Sara Carter of The Washington Times has an exclusive on a rare virus found in Afghanistan (Rare virus poses new threat to troops | Nov 6, 2009):

“U.S. military officials sent a medical team to a remote outpost in southern Afghanistan this week to take blood samples from members of an Army unit after a soldier in the unit died from an Ebola-like virus.”

The report says that Sgt. Robert David Gordon, 22, from River Falls, Ala., died Sept. 16 from what turned out to be Crimean-Congo hemorrhagic fever after he was bitten by a tick. Read the whole thing here.

According to the CDC, the Crimean-Congo hemorrhagic fever (CCHF) is caused by infection with a tick-borne virus (Nairovirus) in the family Bunyaviridae. The disease was first characterized in the Crimea in 1944 and given the name Crimean hemorrhagic fever. It was then later recognized in 1969 as the cause of illness in the Congo, thus resulting in the current name of the disease.

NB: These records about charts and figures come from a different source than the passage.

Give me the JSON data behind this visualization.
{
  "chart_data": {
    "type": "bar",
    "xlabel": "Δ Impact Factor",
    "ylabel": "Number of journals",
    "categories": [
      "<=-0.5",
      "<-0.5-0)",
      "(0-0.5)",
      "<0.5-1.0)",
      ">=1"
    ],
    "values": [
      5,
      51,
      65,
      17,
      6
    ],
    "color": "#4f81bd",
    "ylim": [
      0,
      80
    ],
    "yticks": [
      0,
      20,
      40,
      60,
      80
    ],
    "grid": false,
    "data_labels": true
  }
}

Symptoms according to the CDC factsheet:

The onset of CCHF is sudden, with initial signs and symptoms including headache, high fever, back pain, joint pain, stomach pain, and vomiting. Red eyes, a flushed face, a red throat, and petechiae (red spots) on the palate are common. Symptoms may also include jaundice, and in severe cases, changes in mood and sensory perception. As the illness progresses, large areas of severe bruising, severe nosebleeds, and uncontrolled bleeding at injection sites can be seen, beginning on about the fourth day of illness and lasting for about two weeks.

The CDC also says:

  • There is no safe and effective vaccine widely available for human use.
  • Fatality rates in hospitalized patients have ranged from 9% to as high as 50%.
  • Insect repellants containing DEET (N, N-diethyl-m-toluamide) are the most effective in warding off ticks.

The WHO info on CCHF indicates that the length of the incubation period for the illness appears to depend on the mode of acquisition of the virus. Following infection via tick bite, the incubation period is usually one to three days, with a maximum of nine days. The incubation period following contact with infected blood or tissues is usually five to six days, with a documented maximum of 13 days.

This is actually not the first time that CCHF was found in Afghanistan. According to the Federation of American Scientists, 41 deaths
from “a form of hemorrhagic fever”were reported in eastern Afghanistan in 2002. In August 2008, the WHO reported a total of 19 CCHF cases with 5 deaths in the Herat region. Click here for info on previous CCHF outbreaks in the area from the International Society for Infectious Disease.

If you’re heading out that way, don’t forget to pack some DEET insect repellants.